These are my last two Comedy Festival reviews for the year. The Fest ends this weekend. I’m hoping my lurgy does too.
’Til Divorce, By Tahnee Jones, La Mama Courthouse, 349 Drummond St, Carlton. Until April 24. Wed, Fri 6:30 Thurs, Sat 8:30, Sun 4:30
Tahnee Jones’ natty little comedy drama delivers the excruciations of a failing marriage in short, sharp scenes.
Childhood sweethearts Amy (Sarah Breen) and Adam (Jacob Pruden) marry young. She’s a politician, he works at Seaworld. It takes nine months for them to realise they have nothing in common.
Unassuming snippets follow the unravelling of intimacy: gripes, arguments, miscommunications, and awkward silences ripe with mutual antagonism.
Breen and Pruden have wonderful onstage chemistry. They milk nothing, and play the battle of the sexes with such a straight bat, with such slyly observed understatement, that their curdled love transforms into something comically horrendous.
Eben Rotjer as a roguish, Chaplinesque scene-change clown provides a winning counterpoint to the authentic drama.

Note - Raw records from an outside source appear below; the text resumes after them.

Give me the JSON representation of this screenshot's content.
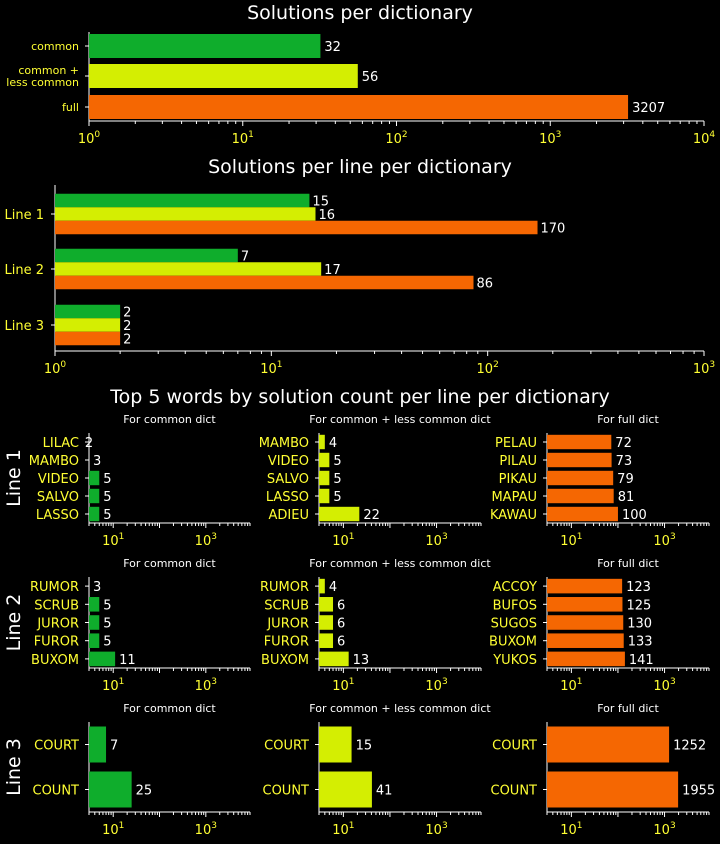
{
  "colors": {
    "common": "#0fad2c",
    "common_less": "#d4ee02",
    "full": "#f56702",
    "background": "#000000",
    "label_text": "#ffff33",
    "value_text": "#ffffff"
  },
  "chart_data": [
    {
      "type": "bar",
      "orientation": "horizontal",
      "title": "Solutions per dictionary",
      "xscale": "log",
      "xlim": [
        1,
        10000
      ],
      "x_ticks": [
        "10^0",
        "10^1",
        "10^2",
        "10^3",
        "10^4"
      ],
      "categories": [
        "common",
        "common +\nless common",
        "full"
      ],
      "values": [
        32,
        56,
        3207
      ]
    },
    {
      "type": "bar",
      "orientation": "horizontal",
      "title": "Solutions per line per dictionary",
      "xscale": "log",
      "xlim": [
        1,
        1000
      ],
      "x_ticks": [
        "10^0",
        "10^1",
        "10^2",
        "10^3"
      ],
      "categories": [
        "Line 1",
        "Line 2",
        "Line 3"
      ],
      "series": [
        {
          "values": [
            15,
            7,
            2
          ]
        },
        {
          "values": [
            16,
            17,
            2
          ]
        },
        {
          "values": [
            170,
            86,
            2
          ]
        }
      ]
    },
    {
      "type": "bar",
      "orientation": "horizontal",
      "title": "Top 5 words by solution count per line per dictionary",
      "xscale": "log",
      "x_ticks": [
        "10^1",
        "10^3"
      ],
      "rows": [
        {
          "label": "Line 1",
          "panels": [
            {
              "subtitle": "For common dict",
              "dict": "common",
              "words": [
                "LILAC",
                "MAMBO",
                "VIDEO",
                "SALVO",
                "LASSO"
              ],
              "values": [
                2,
                3,
                5,
                5,
                5
              ]
            },
            {
              "subtitle": "For common + less common dict",
              "dict": "common_less",
              "words": [
                "MAMBO",
                "VIDEO",
                "SALVO",
                "LASSO",
                "ADIEU"
              ],
              "values": [
                4,
                5,
                5,
                5,
                22
              ]
            },
            {
              "subtitle": "For full dict",
              "dict": "full",
              "words": [
                "PELAU",
                "PILAU",
                "PIKAU",
                "MAPAU",
                "KAWAU"
              ],
              "values": [
                72,
                73,
                79,
                81,
                100
              ]
            }
          ]
        },
        {
          "label": "Line 2",
          "panels": [
            {
              "subtitle": "For common dict",
              "dict": "common",
              "words": [
                "RUMOR",
                "SCRUB",
                "JUROR",
                "FUROR",
                "BUXOM"
              ],
              "values": [
                3,
                5,
                5,
                5,
                11
              ]
            },
            {
              "subtitle": "For common + less common dict",
              "dict": "common_less",
              "words": [
                "RUMOR",
                "SCRUB",
                "JUROR",
                "FUROR",
                "BUXOM"
              ],
              "values": [
                4,
                6,
                6,
                6,
                13
              ]
            },
            {
              "subtitle": "For full dict",
              "dict": "full",
              "words": [
                "ACCOY",
                "BUFOS",
                "SUGOS",
                "BUXOM",
                "YUKOS"
              ],
              "values": [
                123,
                125,
                130,
                133,
                141
              ]
            }
          ]
        },
        {
          "label": "Line 3",
          "panels": [
            {
              "subtitle": "For common dict",
              "dict": "common",
              "words": [
                "COURT",
                "COUNT"
              ],
              "values": [
                7,
                25
              ]
            },
            {
              "subtitle": "For common + less common dict",
              "dict": "common_less",
              "words": [
                "COURT",
                "COUNT"
              ],
              "values": [
                15,
                41
              ]
            },
            {
              "subtitle": "For full dict",
              "dict": "full",
              "words": [
                "COURT",
                "COUNT"
              ],
              "values": [
                1252,
                1955
              ]
            }
          ]
        }
      ]
    }
  ]
}
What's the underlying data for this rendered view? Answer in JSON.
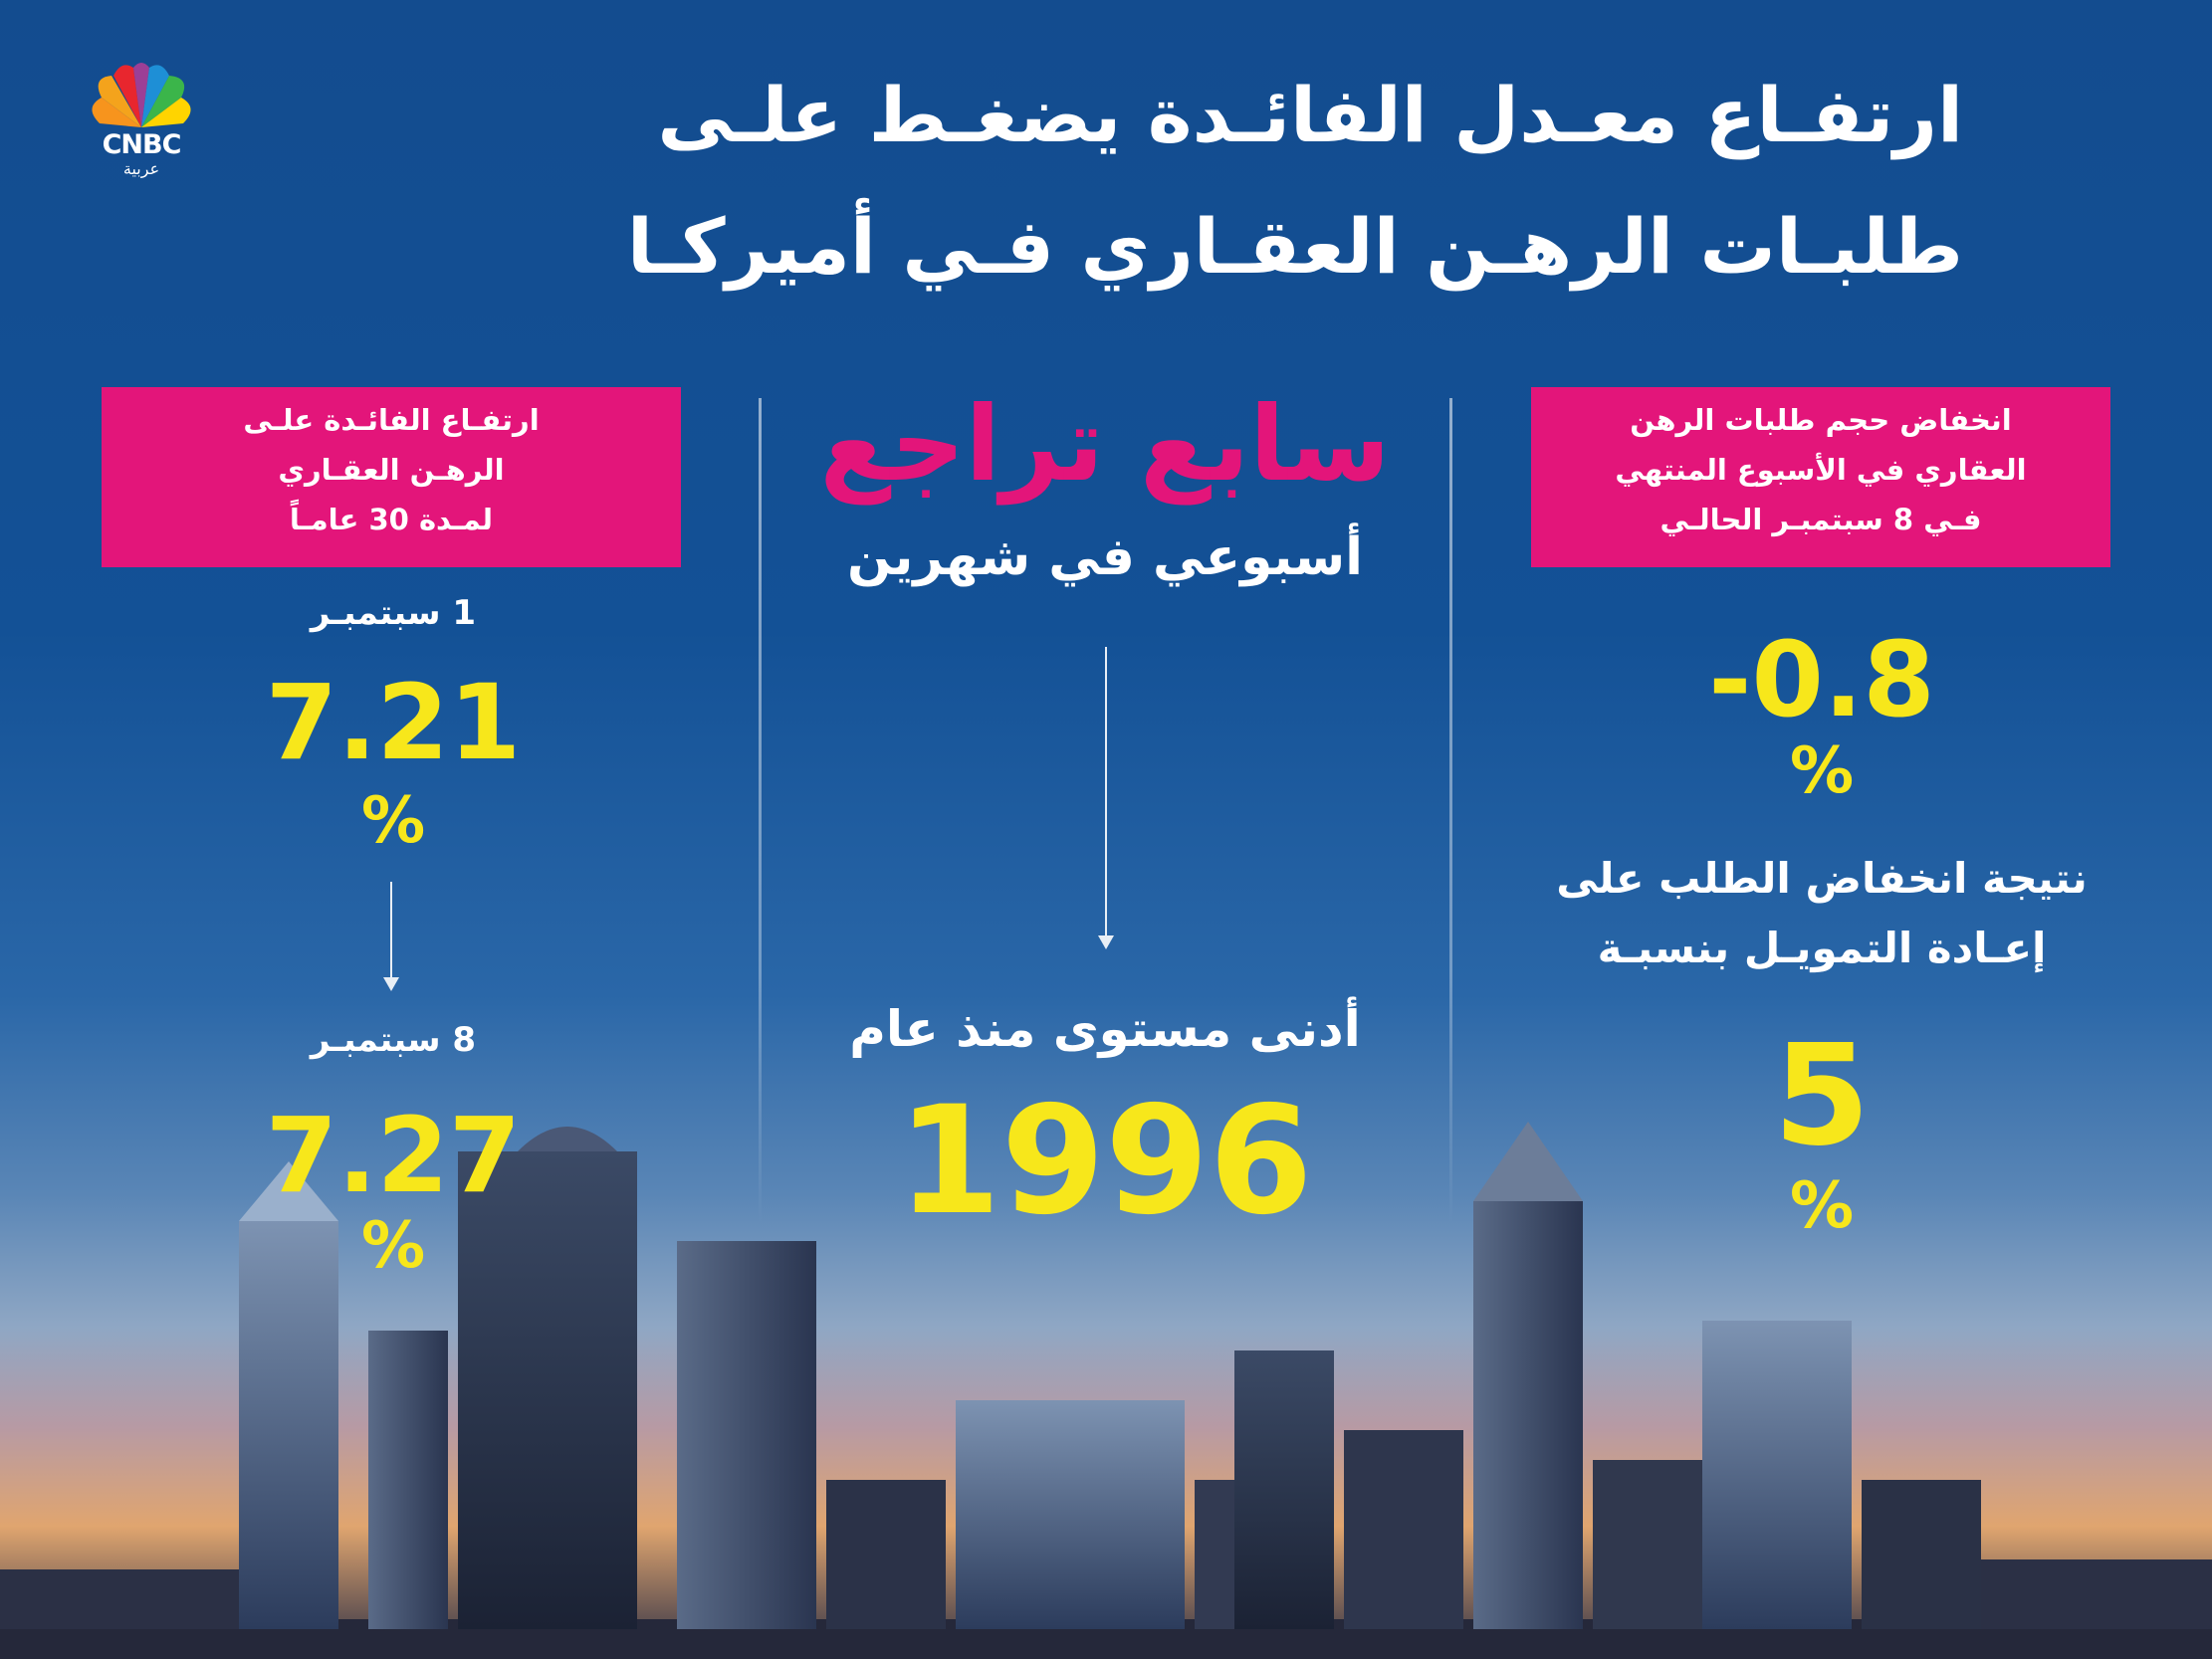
{
  "brand": {
    "name": "CNBC",
    "sub": "عربية"
  },
  "title": {
    "line1": "ارتفـاع معـدل الفائـدة يضغـط علـى",
    "line2": "طلبـات الرهـن العقـاري فـي أميركـا"
  },
  "left": {
    "box_line1": "ارتفـاع الفائـدة علـى",
    "box_line2": "الرهـن العقـاري",
    "box_line3": "لمـدة 30 عامـاً",
    "date1": "1 سبتمبـر",
    "value1": "7.21",
    "unit1": "%",
    "date2": "8 سبتمبـر",
    "value2": "7.27",
    "unit2": "%"
  },
  "center": {
    "headline": "سابع تراجع",
    "sub": "أسبوعي في شهرين",
    "low_label": "أدنى مستوى منذ عام",
    "year": "1996"
  },
  "right": {
    "box_line1": "انخفاض حجم طلبات الرهن",
    "box_line2": "العقاري في الأسبوع المنتهي",
    "box_line3": "فـي 8 سبتمبـر الحالـي",
    "value1": "0.8-",
    "unit1": "%",
    "note_line1": "نتيجة انخفاض الطلب على",
    "note_line2": "إعـادة التمويـل بنسبـة",
    "value2": "5",
    "unit2": "%"
  },
  "colors": {
    "accent_pink": "#e3157a",
    "highlight_yellow": "#f7e71b",
    "background_blue": "#135196"
  }
}
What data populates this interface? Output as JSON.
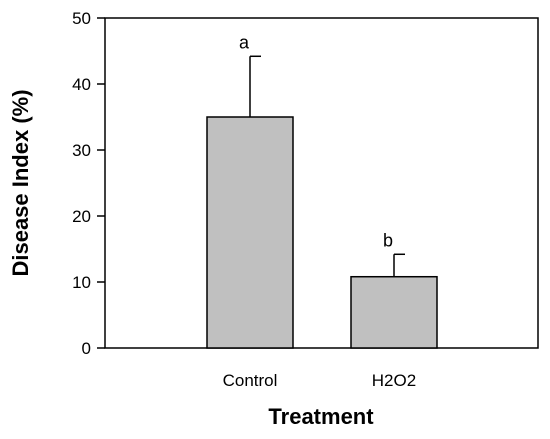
{
  "chart_data": {
    "type": "bar",
    "title": "",
    "xlabel": "Treatment",
    "ylabel": "Disease Index (%)",
    "categories": [
      "Control",
      "H2O2"
    ],
    "values": [
      35,
      10.8
    ],
    "errors": [
      9.2,
      3.4
    ],
    "significance": [
      "a",
      "b"
    ],
    "ylim": [
      0,
      50
    ],
    "yticks": [
      "0",
      "10",
      "20",
      "30",
      "40",
      "50"
    ],
    "grid": false,
    "legend": "none",
    "colors": {
      "bar_fill": "#c0c0c0",
      "bar_stroke": "#000000",
      "axis": "#000000"
    }
  }
}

Some of the dialogue is a bit too neat, but Jones has a real talent for dramatic writing, and her material is funnier for not straining to be. Anyone who’s ever been trapped in a disintegrating relationship will cringe.
Australia Dot Com, By Michael Griffith, La Mama Courthouse, 349 Drummond St Carlton. Until April 24. Tue, Thurs, Sat, Sun 6:30 Wed Fri 8:30
Australia Dot Com is so infectiously stupid you feel dumber just watching it. I only wish it were funnier.
Jack (Adam Ford) runs a shonky online souvenir company. When he orders a motherload of marsupial rat toys from China, the shit hits the fan.
There’s plenty of shit to go around: his son Adrian (Thomas Shakespeare) is a dickhead poet; wife Maureen (Rohana Hayes) becomes obsessed with DIY internet porn and founds a flaky cult of the vagina. Their co-workers are no less eccentric: two meet and angrily romance online; a third is a hotbed of neurosis.
Expect whimsical situational comedy, a dash of musical parody and burlesque, and tired attempts at satire. (If I see another Second Life storyline in a play, I’ll vomit. That place has been abandoned for years.)
The cast gives it all they’ve got, and I liked Kate Mulqueen as a wrathful goth. But there’s a fine line between the so-bad-it’s-good variety of comedy and the so-bad-it’s-lame-beyond-belief kind, and this show smudges it into a facetious blur.